Now, what’s important to note here is that relationships do not survive on the faith of one moment, one commitment alone. Yes, as we said on Rosh Hashanah, faith is faithfulness, to those moments where we glimpse the eternal. But to sustain that faith, we need ongoing commitment. Relationships require ongoing investment, bringing the fruits of connection to life, on a daily, yearly, lifelong basis. 
John Gottman, perhaps the nation’s foremost expert in marriage and divorce, and, by the way, a Jew, the son of an Orthodox rabbi, has what he calls “the magic six hours” — six hours per week which he says most predict whether a couple’s relationship is likely to improve or whether it is going to founder on the shores of life. The six hours are made up of things like: partings — making sure that before you say goodbye in the morning, you’ve learned about one thing that is happening in your partner’s life that day; reunions — having at least a six second embrace upon reuniting for the day, followed at some point by a 20 minute conversation where you each get to unburden, just talking about how your day went and having the other person listen. Sprinkle in a couple minutes each day of expressing appreciation toward the other, a couple more minutes of physical affection, a weekly date, and a separate weekly state of the union conversation, where you talk about your relationship: what’s going right, what issues are arising, and see if you can solve any problems, and voila: six hours. After decades of observation, this researcher says regularly committing to something like these six hours is the best predictor of whether a relationship will succeed.
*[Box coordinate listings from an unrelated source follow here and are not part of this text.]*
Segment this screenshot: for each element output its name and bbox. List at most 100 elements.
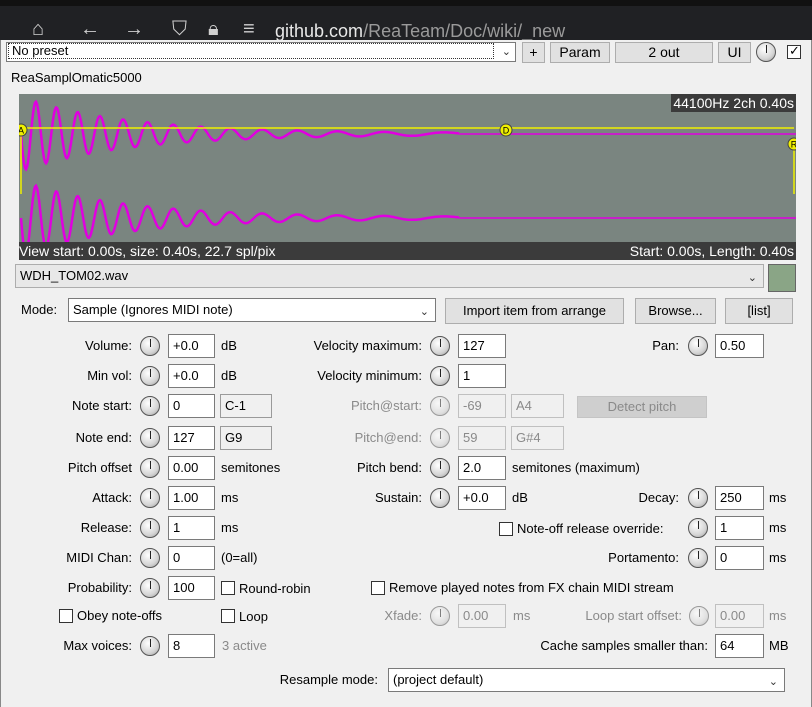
note-end-label: Note end: (75, 430, 132, 445)
attack-knob[interactable] (140, 488, 160, 508)
portamento-unit: ms (769, 550, 787, 565)
resample-mode-dropdown[interactable]: (project default) ⌄ (388, 668, 785, 692)
velocity-min-knob[interactable] (430, 366, 450, 386)
note-off-release-knob[interactable] (688, 518, 708, 538)
obey-note-offs-checkbox[interactable] (59, 609, 73, 623)
volume-field[interactable]: +0.0 (168, 334, 215, 358)
preset-dropdown[interactable]: No preset ⌄ (6, 42, 516, 62)
note-off-override-checkbox[interactable] (499, 522, 513, 536)
min-vol-knob[interactable] (140, 366, 160, 386)
note-end-knob[interactable] (140, 428, 160, 448)
mode-value: Sample (Ignores MIDI note) (73, 302, 233, 317)
pan-field[interactable]: 0.50 (715, 334, 764, 358)
velocity-max-field[interactable]: 127 (458, 334, 506, 358)
decay-knob[interactable] (688, 488, 708, 508)
channel-left-wave (19, 99, 460, 172)
resample-mode-label: Resample mode: (279, 672, 378, 687)
back-icon[interactable]: ← (80, 18, 100, 41)
wet-knob[interactable] (756, 42, 776, 62)
pitch-start-field[interactable]: -69 (458, 394, 506, 418)
sustain-field[interactable]: +0.0 (458, 486, 506, 510)
detect-pitch-button[interactable]: Detect pitch (577, 396, 707, 418)
note-start-field[interactable]: 0 (168, 394, 215, 418)
volume-knob[interactable] (140, 336, 160, 356)
note-start-name[interactable]: C-1 (220, 394, 272, 418)
home-icon[interactable]: ⌂ (32, 18, 44, 41)
pan-knob[interactable] (688, 336, 708, 356)
pitch-offset-field[interactable]: 0.00 (168, 456, 215, 480)
velocity-min-label: Velocity minimum: (317, 368, 422, 383)
release-field[interactable]: 1 (168, 516, 215, 540)
pitch-start-note[interactable]: A4 (511, 394, 564, 418)
release-knob[interactable] (140, 518, 160, 538)
url-path: /ReaTeam/Doc/wiki/_new (363, 21, 566, 41)
browse-button[interactable]: Browse... (635, 298, 716, 324)
cache-field[interactable]: 64 (715, 634, 764, 658)
pan-label: Pan: (652, 338, 679, 353)
probability-label: Probability: (67, 580, 132, 595)
io-button[interactable]: 2 out (615, 42, 713, 63)
note-start-knob[interactable] (140, 396, 160, 416)
bypass-checkbox[interactable] (787, 43, 801, 59)
midi-chan-field[interactable]: 0 (168, 546, 215, 570)
midi-chan-knob[interactable] (140, 548, 160, 568)
velocity-min-field[interactable]: 1 (458, 364, 506, 388)
loop-start-offset-knob[interactable] (689, 606, 709, 626)
pitch-bend-label: Pitch bend: (356, 460, 422, 475)
lock-icon[interactable]: 🔒︎ (208, 18, 219, 41)
portamento-field[interactable]: 0 (715, 546, 764, 570)
note-end-field[interactable]: 127 (168, 426, 215, 450)
attack-field[interactable]: 1.00 (168, 486, 215, 510)
loop-start-offset-field[interactable]: 0.00 (715, 604, 764, 628)
pitch-end-label: Pitch@end: (354, 430, 422, 445)
sample-file-dropdown[interactable]: WDH_TOM02.wav ⌄ (15, 264, 764, 288)
browser-toolbar: ⌂ ← → ⛉ 🔒︎ ≡ github.com/ReaTeam/Doc/wiki… (0, 0, 812, 42)
list-button[interactable]: [list] (725, 298, 793, 324)
add-preset-button[interactable]: + (522, 42, 545, 63)
loop-checkbox[interactable] (221, 609, 235, 623)
pitch-offset-knob[interactable] (140, 458, 160, 478)
permissions-icon[interactable]: ≡ (243, 18, 255, 41)
note-off-release-field[interactable]: 1 (715, 516, 764, 540)
sustain-knob[interactable] (430, 488, 450, 508)
pitch-end-knob[interactable] (430, 428, 450, 448)
obey-note-offs-label: Obey note-offs (77, 608, 163, 623)
import-item-button[interactable]: Import item from arrange (445, 298, 624, 324)
decay-field[interactable]: 250 (715, 486, 764, 510)
max-voices-knob[interactable] (140, 636, 160, 656)
round-robin-checkbox[interactable] (221, 581, 235, 595)
pitch-start-knob[interactable] (430, 396, 450, 416)
param-button[interactable]: Param (550, 42, 610, 63)
remove-notes-checkbox[interactable] (371, 581, 385, 595)
probability-knob[interactable] (140, 578, 160, 598)
portamento-label: Portamento: (608, 550, 679, 565)
sample-color-swatch[interactable] (768, 264, 796, 292)
pitch-start-label: Pitch@start: (351, 398, 422, 413)
pitch-bend-field[interactable]: 2.0 (458, 456, 506, 480)
pitch-end-note[interactable]: G#4 (511, 426, 564, 450)
xfade-knob[interactable] (430, 606, 450, 626)
pitch-end-field[interactable]: 59 (458, 426, 506, 450)
min-vol-field[interactable]: +0.0 (168, 364, 215, 388)
ui-button[interactable]: UI (718, 42, 751, 63)
address-bar[interactable]: github.com/ReaTeam/Doc/wiki/_new (275, 21, 565, 42)
portamento-knob[interactable] (688, 548, 708, 568)
volume-label: Volume: (85, 338, 132, 353)
mode-dropdown[interactable]: Sample (Ignores MIDI note) ⌄ (68, 298, 436, 322)
plugin-name: ReaSamplOmatic5000 (11, 70, 142, 85)
forward-icon[interactable]: → (124, 18, 144, 41)
shield-icon[interactable]: ⛉ (172, 18, 187, 41)
xfade-field[interactable]: 0.00 (458, 604, 506, 628)
note-end-name[interactable]: G9 (220, 426, 272, 450)
decay-label: Decay: (638, 490, 679, 505)
probability-field[interactable]: 100 (168, 576, 215, 600)
max-voices-field[interactable]: 8 (168, 634, 215, 658)
waveform-display[interactable]: A D R 44100Hz 2ch 0.40s View start: 0.00s,… (19, 94, 796, 260)
range-info: Start: 0.00s, Length: 0.40s (629, 243, 794, 259)
velocity-max-knob[interactable] (430, 336, 450, 356)
sample-file-name: WDH_TOM02.wav (20, 268, 129, 283)
cache-unit: MB (769, 638, 789, 653)
sustain-label: Sustain: (375, 490, 422, 505)
chevron-down-icon: ⌄ (419, 306, 429, 318)
pitch-bend-knob[interactable] (430, 458, 450, 478)
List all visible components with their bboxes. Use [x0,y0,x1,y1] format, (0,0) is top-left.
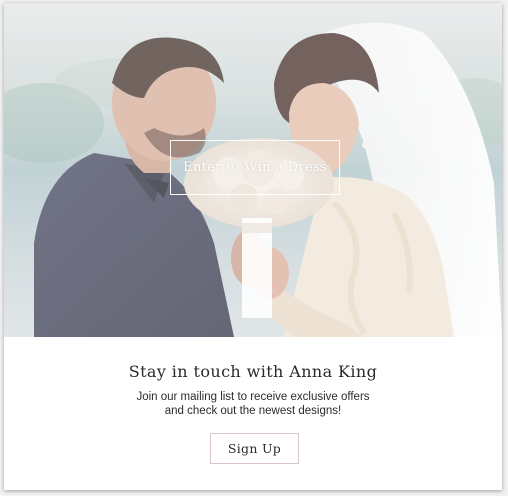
popup-content: Stay in touch with Anna King Join our ma… [4,337,502,490]
subtitle-line-1: Join our mailing list to receive exclusi… [136,391,370,403]
popup-title: Stay in touch with Anna King [128,362,378,381]
hero-image: Enter to Win a Dress [4,3,502,337]
enter-to-win-button[interactable]: Enter to Win a Dress [170,140,340,195]
subtitle-line-2: and check out the newest designs! [164,405,342,417]
popup-subtitle: Join our mailing list to receive exclusi… [4,390,502,418]
sign-up-button[interactable]: Sign Up [210,433,299,464]
popup-card: Enter to Win a Dress Stay in touch with … [4,3,502,490]
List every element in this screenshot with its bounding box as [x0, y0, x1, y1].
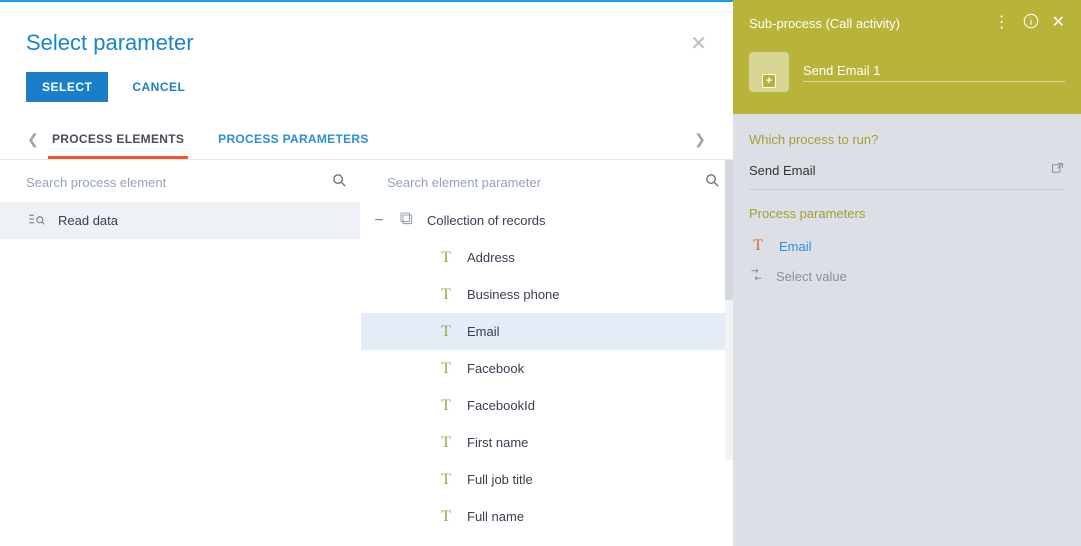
param-email-label: Email: [779, 239, 812, 254]
tree-item[interactable]: T Address: [361, 239, 733, 276]
search-process-element-input[interactable]: [26, 175, 331, 190]
tree-item-label: Full job title: [467, 472, 533, 487]
text-type-icon: T: [749, 237, 767, 255]
select-parameter-dialog: Select parameter ✕ SELECT CANCEL ❮ PROCE…: [0, 0, 733, 546]
tree-item-label: Full name: [467, 509, 524, 524]
section-which-process: Which process to run?: [749, 132, 1065, 147]
cancel-button[interactable]: CANCEL: [132, 80, 185, 94]
more-icon[interactable]: ⋮: [994, 15, 1010, 31]
text-type-icon: T: [437, 286, 455, 304]
tree-item[interactable]: T Full job title: [361, 461, 733, 498]
dialog-title: Select parameter: [26, 30, 194, 56]
sidebar-title: Sub-process (Call activity): [749, 16, 900, 31]
search-icon[interactable]: [331, 172, 348, 192]
search-element-parameter-input[interactable]: [387, 175, 704, 190]
tree-root-label: Collection of records: [427, 213, 546, 228]
tree-root-collection[interactable]: − Collection of records: [361, 202, 733, 239]
select-button[interactable]: SELECT: [26, 72, 108, 102]
param-row-select-value[interactable]: Select value: [749, 261, 1065, 291]
text-type-icon: T: [437, 434, 455, 452]
tree-item-label: First name: [467, 435, 528, 450]
text-type-icon: T: [437, 471, 455, 489]
text-type-icon: T: [437, 360, 455, 378]
text-type-icon: T: [437, 397, 455, 415]
tabs-next-arrow[interactable]: ❯: [685, 131, 715, 148]
tree-item-label: Email: [467, 324, 500, 339]
tree-item[interactable]: T First name: [361, 424, 733, 461]
tree-item[interactable]: T Full name: [361, 498, 733, 535]
process-value-input[interactable]: Send Email: [749, 163, 815, 178]
section-process-parameters: Process parameters: [749, 206, 1065, 221]
param-select-value-label: Select value: [776, 269, 847, 284]
mapping-icon: [749, 267, 764, 285]
param-row-email[interactable]: T Email: [749, 231, 1065, 261]
process-element-label: Read data: [58, 213, 118, 228]
tab-process-elements[interactable]: PROCESS ELEMENTS: [48, 120, 188, 159]
tab-process-parameters[interactable]: PROCESS PARAMETERS: [214, 120, 373, 159]
tree-item-label: Business phone: [467, 287, 560, 302]
properties-sidebar: Sub-process (Call activity) ⋮ ✕ + Send E…: [733, 0, 1081, 546]
text-type-icon: T: [437, 249, 455, 267]
close-sidebar-icon[interactable]: ✕: [1052, 15, 1065, 31]
collapse-toggle-icon[interactable]: −: [371, 213, 387, 229]
subprocess-plus-icon: +: [762, 74, 776, 88]
tree-item-label: Address: [467, 250, 515, 265]
scrollbar-thumb[interactable]: [725, 160, 733, 300]
tree-item[interactable]: T Email: [361, 313, 733, 350]
tree-item[interactable]: T Business phone: [361, 276, 733, 313]
info-icon[interactable]: [1022, 12, 1040, 34]
tree-item-label: Facebook: [467, 361, 524, 376]
collection-icon: [399, 211, 415, 230]
open-process-icon[interactable]: [1050, 161, 1065, 179]
text-type-icon: T: [437, 508, 455, 526]
search-icon[interactable]: [704, 172, 721, 192]
tree-item[interactable]: T Facebook: [361, 350, 733, 387]
element-name-input[interactable]: Send Email 1: [803, 63, 1065, 82]
tree-item[interactable]: T FacebookId: [361, 387, 733, 424]
process-element-item[interactable]: Read data: [0, 202, 360, 239]
text-type-icon: T: [437, 323, 455, 341]
tabs-prev-arrow[interactable]: ❮: [18, 131, 48, 148]
element-thumbnail: +: [749, 52, 789, 92]
tree-item-label: FacebookId: [467, 398, 535, 413]
dialog-close-button[interactable]: ✕: [690, 31, 707, 56]
read-data-icon: [26, 212, 46, 229]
If our relationships with our loved ones need this, why wouldn’t our relationships with ourselves, with our souls, with God? Why would we expect them to thrive without dedicated attention like this?
These three rhythms of Jewish life — the life cycle, the year cycle, our daily cycle —are Judaism’s version of the magic six hours. 
Of course there is one final boulder on our journey, and that is of course our death: the Jewish life cycle, the Jewish life, like all life, at least on this plane of existence, ends in death. Still there’s that one final boulder ushering us forth to the other side, to olam haba, the world to come, all the mystery, all the richness, all the holiness that may bring, and that final boulder is the levayah, the Jewish funeral.  In some respects, once we’ve died, we’ve made it through to the other side; that final boulder isn’t so much for us; it’s for our loved ones. Levaya literally means companionship, accompaniment; our loved ones accompany us to our final resting place on earth, as they are accompanied, surrounded by love and support, from extended family and community.
But that doesn’t mean we don’t prepare for this moment, for that final stone that gets across the river. In fact, we are doing so right now: Erev Yom Kippur, the eve of Yom Kippur. Yom Kippur is the moment where with fullness of heart, as tenderly as we can, we prepare for our deaths, where we declare adam yesodo me’afar v’sofo me’afar, each person’s origin is dust, and each person will return to dust. It’s the moment where physical necessities, like eating, are not so relevant; it’s the moment where we dress in the traditional white funeral shroud; it’s the moment where we chant the vidui, the final confessional, which, Jewish tradition says, we also chant before die. Yom Kippur prepares us for our death, and, in so doing, invites us to consider — indeed can help bring into stark, clarifying relief — how we want to live. How we want to spend our precious time on earth. How do we want to live out our days?
In a sense, it gives us the chance to live out the cycle all over again: to have another year, another life, where all the rhythms of our lives, all the rhythms of Jewish tradition, all the stones are laid out before us. And it asks: how will we navigate them this year?
Wishing you strength as you navigate the river of life. G’mar hatimah tovah, may you be sealed in the Book of Life for good. Shanah tovah.